Y ha añadido: «Ciertamente podemos equivocarnos o ser estafados, pero me parece más difícil que esto suceda cuando colaboramos y actuamos con competencia, transparencia y confianza entre nosotros». 

53 millones para el Óbolo

La presentación del informe sobre la situación económica de la Santa Sede coincide con varios escándalos financieros como el caso de la compra opaca de un edificio de lujo en Londres que ha salpicado y forzado la dimisión del exprefecto de la Congregación para las Causas de los Santos, el cardenal Giovanni Angelo Becciu. Guerrero ha dejado claro que dicha compra no se efectuó con dinero del Óbolo de San Pedro, el fondo que recoge las donaciones de los fieles para las obras de caridad del Papa, cuya colecta tendrá lugar este domingo. 

A este respecto ha asegurado que en 2019 el dinero del Óbolo cubrió el 32 % de los gastos de la misión apostólica de la Santa Sede, si bien ha precisado que los gastos relativos a la estructura y los servicios de la Santa Sede «están cubiertos por fondos propios». 

«La recaudación del Óbolo llegó a 53 millones de euros en 2019, de los que diez millones de euros se donaron para fines específicos», ha revelado Guerrero. De este modo ha señalado que es «imprescindible» llevar a cabo una política de trasparencia externa y de comunicación capaz de trasmitir con precisión «cómo se  utiliza el dinero que recibimos y administramos». «La economía  de la  Santa  Sede  debe ser una casa de cristal, los fieles tienen derecho a saber cómo se usan los recursos». 

Centralizar inversiones

En cuanto a la adecuación de la Santa Sede a los estándares de trasparencia, Guerrero ha explicado que se está implantando un sistema para centralizar las inversiones y crear un solo departamento de compras. 

En noviembre de 2018, el Papa pidió a Guerrero y al coordinador del Consejo para la Economía, cardenal Reinhard Marx, que las inversiones fueran centralizadas: «Nos estamos moviendo poco a poco en esta dirección», ha asegurado Guerrero. Aún están «discutiendo modelos», ha matizado. Es «probable» que a finales de año o inicios del próximo se den «pasos definitivos». «La centralización permitirá sin duda una mayor transparencia y un control más preciso, además de dar la posibilidad de invertir de forma unitaria, siguiendo la doctrina social de la Iglesia, con criterios éticos y sostenibles», ha concluido. 

Menor déficit que en 2018

Según el balance presentado, el Vaticano ingresó durante 2019 307 millones de euros y tuvo unos gastos de 318 millones, lo que muestra un déficit en 2019 de once millones. Este resulta inferior al del año anterior, cuando alcanzó los 78 millones. 

La mayor parte de los gastos se han producido en el sostenimiento de la misión apostólica del Santo Padre, que comprende iniciativas de caridad, así como donaciones u operaciones de comunicación. En concreto, 46 millones se gastaron en el Dicasterio de Comunicación, lo que supone un 22 % del total. Esta inversión comprende el apoyo a iglesias locales con particulares dificultades para llevar a cabo la evangelización y campañas para difundir el mensaje del Papa. 

La inversión en nunciaturas apostólicas llegó a 43 millones, un 21% del total, mientras que la evangelización de los pueblos se llevó en 2019 una inversión de 22 millones, el 11% del total. 
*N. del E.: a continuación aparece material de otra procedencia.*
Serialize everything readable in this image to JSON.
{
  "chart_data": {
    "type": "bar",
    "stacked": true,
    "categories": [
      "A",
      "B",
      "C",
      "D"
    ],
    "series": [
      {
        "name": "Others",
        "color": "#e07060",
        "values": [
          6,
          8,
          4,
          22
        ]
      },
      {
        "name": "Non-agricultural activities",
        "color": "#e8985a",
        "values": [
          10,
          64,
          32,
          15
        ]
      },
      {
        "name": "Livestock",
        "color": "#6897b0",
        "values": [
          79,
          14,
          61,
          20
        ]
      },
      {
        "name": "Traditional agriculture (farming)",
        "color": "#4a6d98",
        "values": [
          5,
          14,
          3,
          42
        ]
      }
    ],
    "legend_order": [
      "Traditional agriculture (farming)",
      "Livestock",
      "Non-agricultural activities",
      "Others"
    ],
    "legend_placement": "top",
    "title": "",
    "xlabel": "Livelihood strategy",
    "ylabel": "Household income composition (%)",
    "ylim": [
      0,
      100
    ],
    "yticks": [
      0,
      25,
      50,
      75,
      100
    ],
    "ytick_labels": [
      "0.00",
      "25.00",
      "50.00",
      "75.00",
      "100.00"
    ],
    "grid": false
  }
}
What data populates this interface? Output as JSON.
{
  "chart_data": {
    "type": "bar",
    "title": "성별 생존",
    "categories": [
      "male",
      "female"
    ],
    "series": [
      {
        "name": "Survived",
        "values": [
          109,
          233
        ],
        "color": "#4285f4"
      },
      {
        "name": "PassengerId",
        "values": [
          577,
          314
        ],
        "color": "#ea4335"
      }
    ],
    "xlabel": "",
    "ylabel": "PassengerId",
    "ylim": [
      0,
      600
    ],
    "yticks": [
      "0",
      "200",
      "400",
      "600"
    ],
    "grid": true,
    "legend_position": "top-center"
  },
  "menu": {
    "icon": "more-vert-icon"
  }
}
Dentro de los ingresos de 307 para las arcas del Vaticano, se incluyen la venta por 15 millones de euros de un inmueble propiedad de la Administración del Patrimonio de la Sede Apostólica; de ganancias por valor de 68,1 millones en diversas inversiones financieras; la inversión por valor de 30,9 millones en inmuebles ubicados en Roma y un aumento de liquidez en pasivos financieros por valor de 60,7 millones.